Voilà le Pérou à la veille de l’élection présidentielle de juin 1990. Elle oppose le romancier Mario Vargas Llosa, ancien castriste, devenu adepte de la démocratie libérale et Alberto Fujimori, d’origine japonaise. Jugé arrogant et totalement étranger à leurs problèmes par les populations indiennes – elles descendent des Incas, soit au moins la moitié des habitants -, le premier perd.
Pourquoi ce chaos péruvien dans les années 80? Depuis le début de la décennie, les groupuscules maoïstes du Sentier Lumineux déclenchent « la guerre populaire » dans les régions montagnardes. La base. Ayacucho. A presque trois mille mètres d’altitude.

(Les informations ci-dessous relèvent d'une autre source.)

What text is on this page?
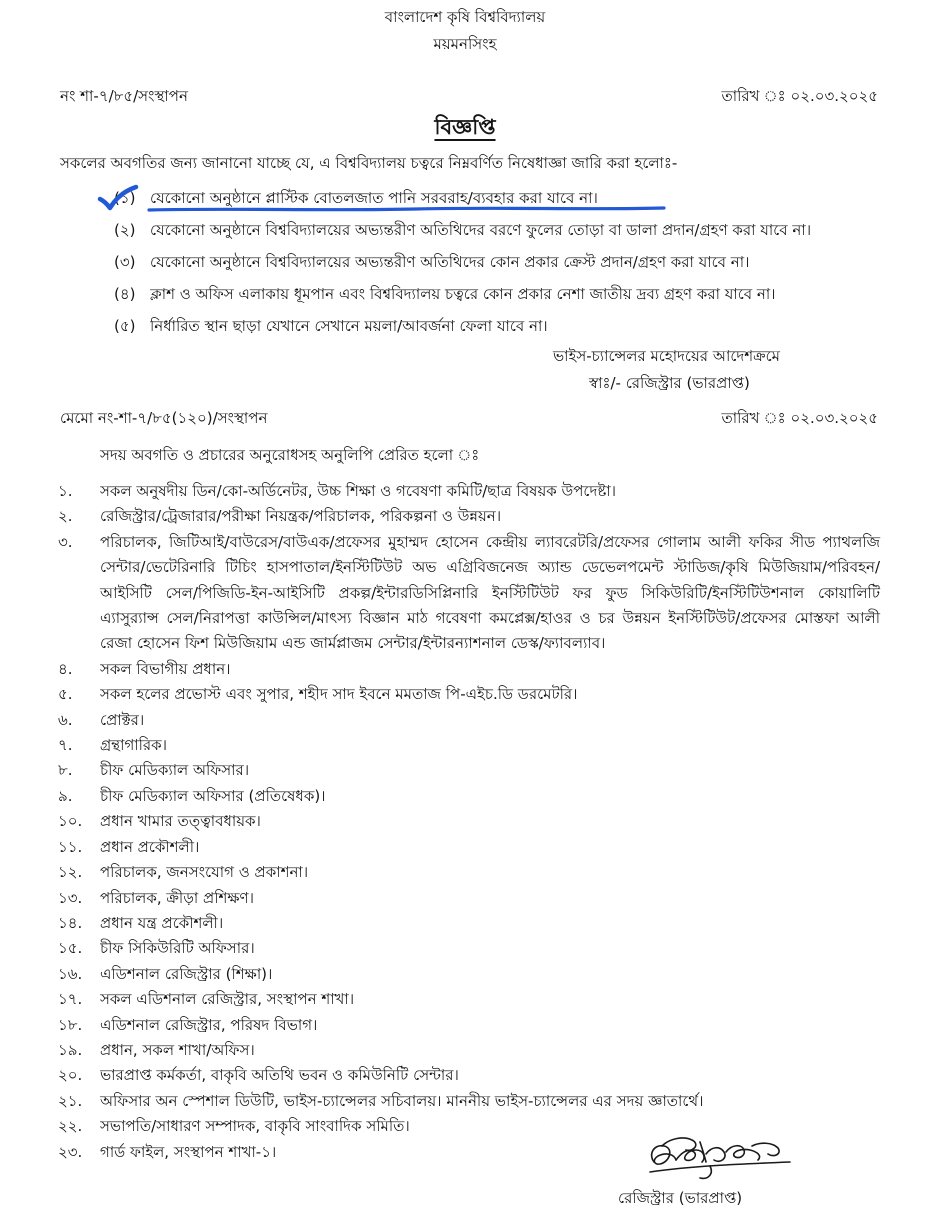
বাংলাদেশ কৃষি বিশ্ববিদ্যালয়
ময়মনসিংহ
নং শা-৭/৮৫/সংস্থাপন	তারিখ ঃ ০২.০৩.২০২৫
বিজ্ঞপ্তি
সকলের অবগতির জন্য জানানো যাচ্ছে যে, এ বিশ্ববিদ্যালয় চত্বরে নিম্নবর্ণিত নিষেধাজ্ঞা জারি করা হলোঃ-
(১) যেকোনো অনুষ্ঠানে প্লাস্টিক বোতলজাত পানি সরবরাহ/ব্যবহার করা যাবে না।
(২) যেকোনো অনুষ্ঠানে বিশ্ববিদ্যালয়ের অভ্যন্তরীণ অতিথিদের বরণে ফুলের তোড়া বা ডালা প্রদান/গ্রহণ করা যাবে না।
(৩) যেকোনো অনুষ্ঠানে বিশ্ববিদ্যালয়ের অভ্যন্তরীণ অতিথিদের কোন প্রকার ক্রেস্ট প্রদান/গ্রহণ করা যাবে না।
(৪) ক্লাশ ও অফিস এলাকায় ধূমপান এবং বিশ্ববিদ্যালয় চত্বরে কোন প্রকার নেশা জাতীয় দ্রব্য গ্রহণ করা যাবে না।
(৫) নির্ধারিত স্থান ছাড়া যেখানে সেখানে ময়লা/আবর্জনা ফেলা যাবে না।
ভাইস-চ্যান্সেলর মহোদয়ের আদেশক্রমে
স্বাঃ/- রেজিস্ট্রার (ভারপ্রাপ্ত)
মেমো নং-শা-৭/৮৫(১২০)/সংস্থাপন	তারিখ ঃ ০২.০৩.২০২৫
সদয় অবগতি ও প্রচারের অনুরোধসহ অনুলিপি প্রেরিত হলো ঃ
১.	সকল অনুষদীয় ডিন/কো-অর্ডিনেটর, উচ্চ শিক্ষা ও গবেষণা কমিটি/ছাত্র বিষয়ক উপদেষ্টা।
২.	রেজিস্ট্রার/ট্রেজারার/পরীক্ষা নিয়ন্ত্রক/পরিচালক, পরিকল্পনা ও উন্নয়ন।
৩.	পরিচালক, জিটিআই/​বাউরেস/​বাউএক/​প্রফেসর মুহাম্মদ হোসেন কেন্দ্রীয় ল্যাবরেটরি/​প্রফেসর গোলাম আলী ফকির সীড প্যাথলজি সেন্টার/​ভেটেরিনারি টিচিং হাসপাতাল/​ইনস্টিটিউট অভ এগ্রিবিজনেজ অ্যান্ড ডেভেলপমেন্ট স্টাডিজ/​কৃষি মিউজিয়াম/​পরিবহন/​আইসিটি সেল/​পিজিডি-ইন-আইসিটি প্রকল্প/​ইন্টারডিসিপ্লিনারি ইনস্টিটিউট ফর ফুড সিকিউরিটি/​ইনস্টিটিউশনাল কোয়ালিটি এ্যাসুর‍্যান্স সেল/​নিরাপত্তা কাউন্সিল/​মাৎস্য বিজ্ঞান মাঠ গবেষণা কমপ্লেক্স/​হাওর ও চর উন্নয়ন ইনস্টিটিউট/​প্রফেসর মোস্তফা আলী রেজা হোসেন ফিশ মিউজিয়াম এন্ড জার্মপ্লাজম সেন্টার/​ইন্টারন্যাশনাল ডেস্ক/​ফ্যাবল্যাব।
৪.	সকল বিভাগীয় প্রধান।
৫.	সকল হলের প্রভোস্ট এবং সুপার, শহীদ সাদ ইবনে মমতাজ পি-এইচ.ডি ডরমেটরি।
৬.	প্রোক্টর।
৭.	গ্রন্থাগারিক।
৮.	চীফ মেডিক্যাল অফিসার।
৯.	চীফ মেডিক্যাল অফিসার (প্রতিষেধক)।
১০.	প্রধান খামার তত্ত্বাবধায়ক।
১১.	প্রধান প্রকৌশলী।
১২.	পরিচালক, জনসংযোগ ও প্রকাশনা।
১৩.	পরিচালক, ক্রীড়া প্রশিক্ষণ।
১৪.	প্রধান যন্ত্র প্রকৌশলী।
১৫.	চীফ সিকিউরিটি অফিসার।
১৬.	এডিশনাল রেজিস্ট্রার (শিক্ষা)।
১৭.	সকল এডিশনাল রেজিস্ট্রার, সংস্থাপন শাখা।
১৮.	এডিশনাল রেজিস্ট্রার, পরিষদ বিভাগ।
১৯.	প্রধান, সকল শাখা/অফিস।
২০.	ভারপ্রাপ্ত কর্মকর্তা, বাকৃবি অতিথি ভবন ও কমিউনিটি সেন্টার।
২১.	অফিসার অন স্পেশাল ডিউটি, ভাইস-চ্যান্সেলর সচিবালয়। মাননীয় ভাইস-চ্যান্সেলর এর সদয় জ্ঞাতার্থে।
২২.	সভাপতি/সাধারণ সম্পাদক, বাকৃবি সাংবাদিক সমিতি।
২৩.	গার্ড ফাইল, সংস্থাপন শাখা-১।
রেজিস্ট্রার (ভারপ্রাপ্ত)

Le chef. Un professeur de philosophie de l’Université. Abimael Guzmán. Son nom de guerre. « Camarade » ou « président Gonzalo ». Il organise la « Terreur »! A l’époque, il est à peu près le seul à se revendiquer de Mao. Il a été deux fois en Chine. La première fois en 1965. La même année qu’un autre grand criminel, le khmer Pol Pot, le génocidaire du Cambodge dans les années 70. Le péruvien affiche un mépris total à l’égard de l’URSS. La « déstalinisation » l’insupporte. Il couvre tout autant de son mépris la succession de Mao. Bref, honte aux révisionnistes!
Au Pérou, « Gonzalo » développe une mystique de la révolution, de la lutte armée des pauvres contre les nantis. Sans pitié! Le commerce des drogues finance son mouvement. Qui n’est pas avec lui est contre lui. Des villages entiers qui n’ont pas voulu entrer en servitude maoïste sont passés par les armes. Le Sentier lumineux n’a pas le monopole de l’opposition violente. Les communistes de « Tupac Amaru », du nom du dernier empereur Incas, contrôlent l’énorme bidonville qui jouxte Lima. Ils mènent aussi des opérations de guerilleros. Sans commune mesure avec celles du Sentier.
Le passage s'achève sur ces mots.